Quando aprender vai além do conteúdo
Colégios passam a valorizar atividades que constróem capacidades socioemocionais. Isso melhora até desenvolvimento cognitivo
A atividade pode ser simples como um jogo entre equipes, mas por meio da brincadeira as crianças exercitam atitudes como esperar sua vez, pensar em estratégias, ouvir e dar opiniões, aceitar a decisão do grupo, lidar com o inesperado, encarar a frustração da derrota e aproveitar a alegria da vitória sem tripudiar de quem perdeu.

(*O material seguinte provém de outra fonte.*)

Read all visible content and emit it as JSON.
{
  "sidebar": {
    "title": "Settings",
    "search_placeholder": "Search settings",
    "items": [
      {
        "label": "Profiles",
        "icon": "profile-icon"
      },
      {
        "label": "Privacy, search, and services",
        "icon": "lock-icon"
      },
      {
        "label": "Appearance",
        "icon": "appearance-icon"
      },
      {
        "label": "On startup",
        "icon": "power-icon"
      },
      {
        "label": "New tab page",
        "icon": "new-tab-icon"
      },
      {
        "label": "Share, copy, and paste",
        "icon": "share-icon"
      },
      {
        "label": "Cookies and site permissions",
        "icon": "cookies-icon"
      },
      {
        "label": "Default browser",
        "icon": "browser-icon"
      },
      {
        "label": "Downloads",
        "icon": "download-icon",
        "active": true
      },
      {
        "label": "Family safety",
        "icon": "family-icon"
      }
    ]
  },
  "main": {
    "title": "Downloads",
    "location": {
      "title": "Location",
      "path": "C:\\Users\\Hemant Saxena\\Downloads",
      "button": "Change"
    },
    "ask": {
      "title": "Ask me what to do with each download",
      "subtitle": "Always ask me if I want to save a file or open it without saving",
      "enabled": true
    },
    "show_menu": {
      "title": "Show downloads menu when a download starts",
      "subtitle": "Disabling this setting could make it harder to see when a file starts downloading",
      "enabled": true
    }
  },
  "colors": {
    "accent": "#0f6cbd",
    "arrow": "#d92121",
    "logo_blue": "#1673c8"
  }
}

A longa lista de competências desenvolvidas em uma simples disputa ajuda as crianças a conviverem melhor no presente, assim como as prepara para a vida fora da escola, como cidadãos e futuros profissionais.
Não é de hoje que as crianças participam de jogos, mas é recente o movimento da valorização desses momentos nas escolas. “Muitas questões já eram trabalhadas nas escolas, mas a amarração disso como um conceito é muito novo”, explica Letícia Lyle, coordenadora da pós-graduação do Instituto Singularidades, para quem essa mediação intencional é indispensável. “Quando não se sabe muito claramente o porquê, acaba sendo feito aos pedaços, sem consistência.”
O fenômeno cresce no Brasil, com cada dia mais escolas prometendo aos pais promover aprendizados socioemocionais, assim como em muitos outros países. “O movimento nasceu a partir de pesquisas sobre o que é preciso para ter sucesso no século 21. Nos estudos, ficou claro que o modelo focado só no conteúdo estava ultrapassado, que muitos fatores não cognitivos influenciam o sucesso”, diz a professora do Singularidades.
A escola pode trabalhar em quatro frentes: intervenções específicas, formação de professores, intencionalidade curricular e gestão da escola
Letícia Lyle, coordenadora da pós-graduação do Instituto Singularidades
Pela própria natureza, os aprendizados socioemocionais são mais difíceis de serem mensurados objetivamente. Para os pais, saber se o prometido no discurso vai se realizar na prática é um novo desafio. O conselho de Letícia é sempre perguntar “como”. “Tem de chegar para a escola e dizer: me conta como isso acontece, me dá exemplos. Tem formação de professor para isso? Onde aparece no currículo? Tem outros tipos de atividades? Quais?”, cita.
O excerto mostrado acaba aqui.